Damian Thompson Damian Thompson

Are hymns dying? 

As church attendance falls off a cliff, so is our beautiful heritage of sacred singing

Choristers at Westminster Abbey, 1962 [Photo: Getty] 
issue 15 February 2014

I love a good hymn, so long as I’m not expected to sing it. Lusty declarations of faith sound ridiculous coming out of my mouth and embarrass the hell out of me, so I pretend that I’ve forgotten to pick up a hymnbook on my way in. If someone shoots me an accusatory glance, then I move my lips like John Redwood singing the Welsh national anthem. (Talking of whom, has it dawned on the jolly self-important Dr Redwood, former Fellow of All Souls, director of Rothschild’s, cabinet minister, etc., that one day he’ll be remembered only for that delicious video clip?)

The earliest Christian hymns were chanted — but when we talk about a ‘hymn’ in everyday speech we mean a harmonised sacred song in which every verse uses the same melody. As a form it’s mainly the creation of Lutherans, who understood that singable hymns were the perfect vehicle for their theology. Martin Luther was a rather good amateur composer: he wrote the words and possibly the melody to Ein’ feste Burg ist unser Gott, ‘a mighty fortress is our God’ — an image that still sustains his followers.

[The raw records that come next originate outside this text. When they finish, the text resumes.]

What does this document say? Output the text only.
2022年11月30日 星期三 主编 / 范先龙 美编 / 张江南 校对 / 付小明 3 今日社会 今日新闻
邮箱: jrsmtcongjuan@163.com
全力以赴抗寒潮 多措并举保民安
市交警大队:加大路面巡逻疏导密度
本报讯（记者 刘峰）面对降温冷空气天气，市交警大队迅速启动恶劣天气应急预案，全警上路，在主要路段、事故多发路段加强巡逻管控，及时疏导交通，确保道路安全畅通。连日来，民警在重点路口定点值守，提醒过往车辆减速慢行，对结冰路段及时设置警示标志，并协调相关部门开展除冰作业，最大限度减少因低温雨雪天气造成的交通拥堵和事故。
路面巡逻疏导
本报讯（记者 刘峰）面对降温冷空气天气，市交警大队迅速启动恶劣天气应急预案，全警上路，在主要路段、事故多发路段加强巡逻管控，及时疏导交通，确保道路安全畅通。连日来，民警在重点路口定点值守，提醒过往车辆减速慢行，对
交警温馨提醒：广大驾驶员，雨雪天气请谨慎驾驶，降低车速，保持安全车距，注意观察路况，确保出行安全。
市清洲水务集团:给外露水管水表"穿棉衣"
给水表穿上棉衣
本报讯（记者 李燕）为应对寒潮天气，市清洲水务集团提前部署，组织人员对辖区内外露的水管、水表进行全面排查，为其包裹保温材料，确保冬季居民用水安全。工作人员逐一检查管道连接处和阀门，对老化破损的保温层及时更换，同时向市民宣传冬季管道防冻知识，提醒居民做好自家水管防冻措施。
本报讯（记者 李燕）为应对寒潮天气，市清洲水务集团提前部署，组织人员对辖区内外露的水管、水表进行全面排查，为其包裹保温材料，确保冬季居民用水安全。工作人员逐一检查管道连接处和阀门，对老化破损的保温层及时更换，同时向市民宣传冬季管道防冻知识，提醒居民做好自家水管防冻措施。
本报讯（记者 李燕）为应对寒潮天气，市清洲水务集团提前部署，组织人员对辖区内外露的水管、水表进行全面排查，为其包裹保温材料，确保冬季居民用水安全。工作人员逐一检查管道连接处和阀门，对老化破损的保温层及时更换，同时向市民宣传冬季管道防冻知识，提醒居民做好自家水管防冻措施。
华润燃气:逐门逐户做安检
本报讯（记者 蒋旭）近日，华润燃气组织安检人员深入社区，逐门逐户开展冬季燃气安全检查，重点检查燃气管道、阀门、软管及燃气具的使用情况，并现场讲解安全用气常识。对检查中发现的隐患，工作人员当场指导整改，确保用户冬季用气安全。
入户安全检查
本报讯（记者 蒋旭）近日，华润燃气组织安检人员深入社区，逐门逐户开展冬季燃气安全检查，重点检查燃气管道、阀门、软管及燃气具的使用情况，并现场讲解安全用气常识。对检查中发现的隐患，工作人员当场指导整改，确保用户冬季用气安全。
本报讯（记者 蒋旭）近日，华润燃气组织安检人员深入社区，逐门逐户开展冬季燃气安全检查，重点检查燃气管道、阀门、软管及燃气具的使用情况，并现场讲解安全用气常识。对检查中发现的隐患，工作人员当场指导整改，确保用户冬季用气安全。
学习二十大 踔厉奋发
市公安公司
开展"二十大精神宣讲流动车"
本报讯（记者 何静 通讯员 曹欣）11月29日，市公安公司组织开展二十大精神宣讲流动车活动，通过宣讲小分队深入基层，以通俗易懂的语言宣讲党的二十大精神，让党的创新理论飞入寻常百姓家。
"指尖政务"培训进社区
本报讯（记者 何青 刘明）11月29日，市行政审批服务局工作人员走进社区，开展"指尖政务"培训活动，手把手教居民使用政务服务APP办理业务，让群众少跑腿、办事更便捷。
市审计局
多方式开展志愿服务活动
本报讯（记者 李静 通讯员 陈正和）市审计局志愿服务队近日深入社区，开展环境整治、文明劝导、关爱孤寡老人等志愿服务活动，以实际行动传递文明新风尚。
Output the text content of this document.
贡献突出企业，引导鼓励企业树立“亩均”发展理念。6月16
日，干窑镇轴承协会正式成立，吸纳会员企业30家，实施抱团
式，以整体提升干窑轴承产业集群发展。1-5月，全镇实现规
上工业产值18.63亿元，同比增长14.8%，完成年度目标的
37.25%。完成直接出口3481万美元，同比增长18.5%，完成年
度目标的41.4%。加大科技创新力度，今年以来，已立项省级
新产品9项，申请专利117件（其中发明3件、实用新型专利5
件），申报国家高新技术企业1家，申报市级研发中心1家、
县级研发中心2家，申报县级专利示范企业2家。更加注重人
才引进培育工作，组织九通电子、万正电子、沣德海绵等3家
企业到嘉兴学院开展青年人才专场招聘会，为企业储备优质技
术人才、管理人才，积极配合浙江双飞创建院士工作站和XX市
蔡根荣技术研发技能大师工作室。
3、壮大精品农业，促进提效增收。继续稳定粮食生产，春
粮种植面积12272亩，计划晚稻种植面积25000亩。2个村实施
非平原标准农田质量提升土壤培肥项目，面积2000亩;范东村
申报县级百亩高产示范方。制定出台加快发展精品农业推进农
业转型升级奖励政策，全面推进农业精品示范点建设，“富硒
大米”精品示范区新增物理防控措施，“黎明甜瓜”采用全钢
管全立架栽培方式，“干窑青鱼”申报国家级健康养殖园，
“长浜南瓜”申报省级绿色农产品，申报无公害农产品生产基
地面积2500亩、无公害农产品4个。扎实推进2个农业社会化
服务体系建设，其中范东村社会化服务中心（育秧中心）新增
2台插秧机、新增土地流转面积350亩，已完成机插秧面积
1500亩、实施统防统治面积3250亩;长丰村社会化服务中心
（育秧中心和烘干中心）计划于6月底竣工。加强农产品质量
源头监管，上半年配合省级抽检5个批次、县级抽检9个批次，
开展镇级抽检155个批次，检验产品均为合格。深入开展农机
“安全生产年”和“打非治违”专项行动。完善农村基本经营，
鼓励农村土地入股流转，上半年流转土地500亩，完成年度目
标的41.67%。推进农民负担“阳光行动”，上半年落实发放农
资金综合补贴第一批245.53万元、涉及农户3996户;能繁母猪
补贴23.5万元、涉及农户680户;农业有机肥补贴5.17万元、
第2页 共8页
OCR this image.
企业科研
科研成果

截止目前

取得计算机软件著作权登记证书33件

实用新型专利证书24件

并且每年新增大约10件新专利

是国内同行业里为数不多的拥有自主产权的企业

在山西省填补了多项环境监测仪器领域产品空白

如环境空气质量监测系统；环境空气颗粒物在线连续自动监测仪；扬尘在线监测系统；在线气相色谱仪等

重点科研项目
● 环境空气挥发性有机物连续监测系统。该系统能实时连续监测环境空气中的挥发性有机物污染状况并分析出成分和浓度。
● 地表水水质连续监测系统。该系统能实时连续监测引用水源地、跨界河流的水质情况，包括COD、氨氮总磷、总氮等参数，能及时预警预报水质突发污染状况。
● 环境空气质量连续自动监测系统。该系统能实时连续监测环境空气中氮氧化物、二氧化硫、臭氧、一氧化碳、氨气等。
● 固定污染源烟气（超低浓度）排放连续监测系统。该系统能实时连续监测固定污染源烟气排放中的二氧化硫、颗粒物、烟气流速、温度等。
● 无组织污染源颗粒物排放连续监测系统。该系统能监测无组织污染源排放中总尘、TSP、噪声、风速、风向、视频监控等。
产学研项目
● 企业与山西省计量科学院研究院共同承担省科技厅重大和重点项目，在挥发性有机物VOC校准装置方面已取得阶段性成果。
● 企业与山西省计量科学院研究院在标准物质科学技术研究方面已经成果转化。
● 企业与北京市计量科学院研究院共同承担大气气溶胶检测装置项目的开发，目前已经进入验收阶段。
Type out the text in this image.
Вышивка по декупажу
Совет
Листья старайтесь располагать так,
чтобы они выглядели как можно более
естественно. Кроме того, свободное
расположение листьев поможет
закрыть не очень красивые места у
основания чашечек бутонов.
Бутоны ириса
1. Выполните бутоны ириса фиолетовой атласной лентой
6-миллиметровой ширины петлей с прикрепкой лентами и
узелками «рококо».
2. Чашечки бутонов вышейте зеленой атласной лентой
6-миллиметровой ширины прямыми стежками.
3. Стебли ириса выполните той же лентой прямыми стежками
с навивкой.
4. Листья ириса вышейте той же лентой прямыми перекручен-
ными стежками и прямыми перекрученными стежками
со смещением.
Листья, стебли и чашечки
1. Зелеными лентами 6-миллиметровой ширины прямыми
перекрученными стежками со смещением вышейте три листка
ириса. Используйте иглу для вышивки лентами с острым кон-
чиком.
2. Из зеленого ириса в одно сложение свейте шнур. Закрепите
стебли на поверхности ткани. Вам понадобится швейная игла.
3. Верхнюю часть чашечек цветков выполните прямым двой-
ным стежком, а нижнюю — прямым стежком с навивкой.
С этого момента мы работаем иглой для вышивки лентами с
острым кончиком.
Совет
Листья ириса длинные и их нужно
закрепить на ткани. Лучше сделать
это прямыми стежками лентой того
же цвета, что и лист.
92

You can also find Lutheran ‘chorales’, as they became known, in English parish churches. ‘Now Thank We All Our God’ is an obvious example — our German name for the tune ‘Nun Danket’ gives the game away. But I always thought that ‘All People that on Earth do Dwell’, known as the ‘Old Hundredth’ because it adapts Psalm 100, was a proper English tune, so snugly do the notes match the words. Not so. Listen to the electrifying opening of Bach’s cantata BWV 130, in which trumpets and woodwind bounce off each other and then the sopranos enter singing… the Old Hundredth.